Il y a seize ans, son ASBL "Li Chwes" lance le premier mensuel en wallon. Auteur de la quasi-totalité de la gazette, Charles endosse à merveille le rôle de journaliste. Engagé de temps à autre pour des reportages photo, il écrit également dans des toutes boîtes namurois. Et Charles a une âme d'animateur. Depuis dix-huit ans, il se rend tous les quinze jours à Givet pour animer une émission de radio… en wallon bien sûr : Li p'tite gayole. Le dimanche, c'est sur Radio Chevauchoir qu'il anime cette même émission. Sollicité par Vivacité, il y fait des chroniques et billets d'humeur pour les amoureux du wallon.
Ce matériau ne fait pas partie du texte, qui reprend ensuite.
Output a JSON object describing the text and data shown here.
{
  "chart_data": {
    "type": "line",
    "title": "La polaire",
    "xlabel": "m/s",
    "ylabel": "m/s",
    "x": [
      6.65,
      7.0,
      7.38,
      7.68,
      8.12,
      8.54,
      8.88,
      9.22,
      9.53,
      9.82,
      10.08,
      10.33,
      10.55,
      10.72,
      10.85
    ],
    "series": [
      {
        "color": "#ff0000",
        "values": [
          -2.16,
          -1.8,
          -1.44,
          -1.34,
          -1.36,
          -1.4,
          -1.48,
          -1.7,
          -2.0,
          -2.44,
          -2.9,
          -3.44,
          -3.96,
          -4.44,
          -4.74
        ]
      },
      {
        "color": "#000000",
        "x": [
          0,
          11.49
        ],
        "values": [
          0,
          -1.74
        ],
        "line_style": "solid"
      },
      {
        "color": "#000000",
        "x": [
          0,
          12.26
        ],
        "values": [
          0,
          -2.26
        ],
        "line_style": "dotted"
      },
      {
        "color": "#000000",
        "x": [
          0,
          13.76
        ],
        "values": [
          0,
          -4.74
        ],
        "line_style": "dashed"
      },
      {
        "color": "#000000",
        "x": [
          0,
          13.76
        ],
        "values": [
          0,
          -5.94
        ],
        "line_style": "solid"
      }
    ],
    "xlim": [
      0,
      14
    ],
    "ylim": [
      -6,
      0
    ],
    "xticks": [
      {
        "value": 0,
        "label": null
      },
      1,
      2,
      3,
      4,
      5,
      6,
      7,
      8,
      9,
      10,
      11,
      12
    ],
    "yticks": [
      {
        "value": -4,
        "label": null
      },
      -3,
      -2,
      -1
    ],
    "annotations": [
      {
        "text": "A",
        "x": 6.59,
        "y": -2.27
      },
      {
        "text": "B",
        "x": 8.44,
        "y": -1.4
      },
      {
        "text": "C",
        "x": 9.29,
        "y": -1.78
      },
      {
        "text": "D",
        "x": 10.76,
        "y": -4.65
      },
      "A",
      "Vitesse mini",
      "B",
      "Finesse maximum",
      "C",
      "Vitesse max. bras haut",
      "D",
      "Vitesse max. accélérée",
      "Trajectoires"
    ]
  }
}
Charles se montre actif sur tous les plans pour promouvoir notre héritage à travers le meilleur moyen selon lui : le théâtre. "Le wallon est une langue qui se parle plus qu'elle ne se lit" constate-t-il. Il organise chaque année une saison de théâtre en wallon. Et soucieux de l'avenir du dialecte, il fait également participer des jeunes depuis deux ans à un festival de théâtre wallon qui leur est spécialement dédié : le festival "Joseph Calozet". Véritable chantre du wallon namurois, il a été choisi pour traduire Tintin et les Bijoux de la Castafiore. Un véritable honneur. Boute-en-train, il s'est amusé à faire des sketchs en wallon sous le pseudonyme de li Grande Djelike.

Ses journées sont donc bien remplies. "Je suis debout vers 5h30 tous les jours et je travaille à mes occupations jusqu'environ 18h". Conscient qu'il doit quand même récupérer parce qu'il "n'est plus un jeunot", Charles n'a pas encore l'envie de se reposer sur ses lauriers. "Je n'arrête pas mais ça me plait. J'ai besoin de ça ! Si je n'avais pas ça je deviendrais fou" confie-t-il. Son regard se dirige alors sur ses médailles, suspendues au-dessus de sa tête. "Je faisais aussi partie d'une confrérie qui faisait du vin. Comme par hasard…" sourit-il. C'est certain, l'ennui n'est pas un terme qui est prêt à rentrer dans le vocabulaire de Charles Massaux... même en wallon.